Aerospike allows configuration options to specify how fast rebalance proceeds. Temporarily slowing transactions heals the cluster more quickly. If you need to maintain transactional speed and volume, the cluster rebalances more slowly.
During rebalance, Aerospike does not retain full replication factors of all partitions. Some in-transit partitions temporarily become single replica, to provide maximal memory and storage availability as the cluster rebalances to new stability.
By not requiring operator intervention, the cluster self-heals even at the most demanding times. For example, in one customer deployment a rack circuit breaker tripped, and one node of an 8-node cluster went down. No operator intervention was required. After several hours the fault was corrected and the rack came back online. Operators never had to take special steps to maintain the Aerospike cluster.
In Aerospike, capacity planning and system monitoring manage virtually any failure with no loss of service. You can configure and provision your hardware capacity, and set up the replication/synchronization policies so that the database recovers from failures without affecting users.
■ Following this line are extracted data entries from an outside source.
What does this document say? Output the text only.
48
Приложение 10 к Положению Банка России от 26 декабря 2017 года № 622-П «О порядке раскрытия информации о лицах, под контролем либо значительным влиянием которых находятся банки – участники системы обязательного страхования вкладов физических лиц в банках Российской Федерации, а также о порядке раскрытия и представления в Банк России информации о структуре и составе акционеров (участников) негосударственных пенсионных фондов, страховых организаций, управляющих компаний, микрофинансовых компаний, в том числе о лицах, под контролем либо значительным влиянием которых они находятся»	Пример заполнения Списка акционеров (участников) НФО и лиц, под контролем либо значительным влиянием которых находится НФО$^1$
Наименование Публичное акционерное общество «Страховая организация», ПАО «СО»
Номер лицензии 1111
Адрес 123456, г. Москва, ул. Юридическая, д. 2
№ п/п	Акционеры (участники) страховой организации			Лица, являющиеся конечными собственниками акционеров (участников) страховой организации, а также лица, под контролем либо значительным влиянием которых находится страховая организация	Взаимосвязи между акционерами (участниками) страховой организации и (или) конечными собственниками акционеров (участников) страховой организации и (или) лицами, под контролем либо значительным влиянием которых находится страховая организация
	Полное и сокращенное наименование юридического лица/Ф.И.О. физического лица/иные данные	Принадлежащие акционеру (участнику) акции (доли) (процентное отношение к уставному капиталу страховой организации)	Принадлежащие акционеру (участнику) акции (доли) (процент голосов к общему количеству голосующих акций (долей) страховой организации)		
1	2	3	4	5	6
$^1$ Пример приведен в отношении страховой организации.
Traffic Saturation Management
The Aerospike Database monitoring tools let you evaluate bottlenecks. Network bottlenecks decrease database throughput capacity, making requests slow.
Capacity Overflows
On storage overflow, the Aerospike stop-write limit prevents new record writes. Replica and migration writes, as well as reads, continue processing. So, even beyond optimal capacity, the database does not stop handling requests. It continues to do as much as possible to continue processing user requests.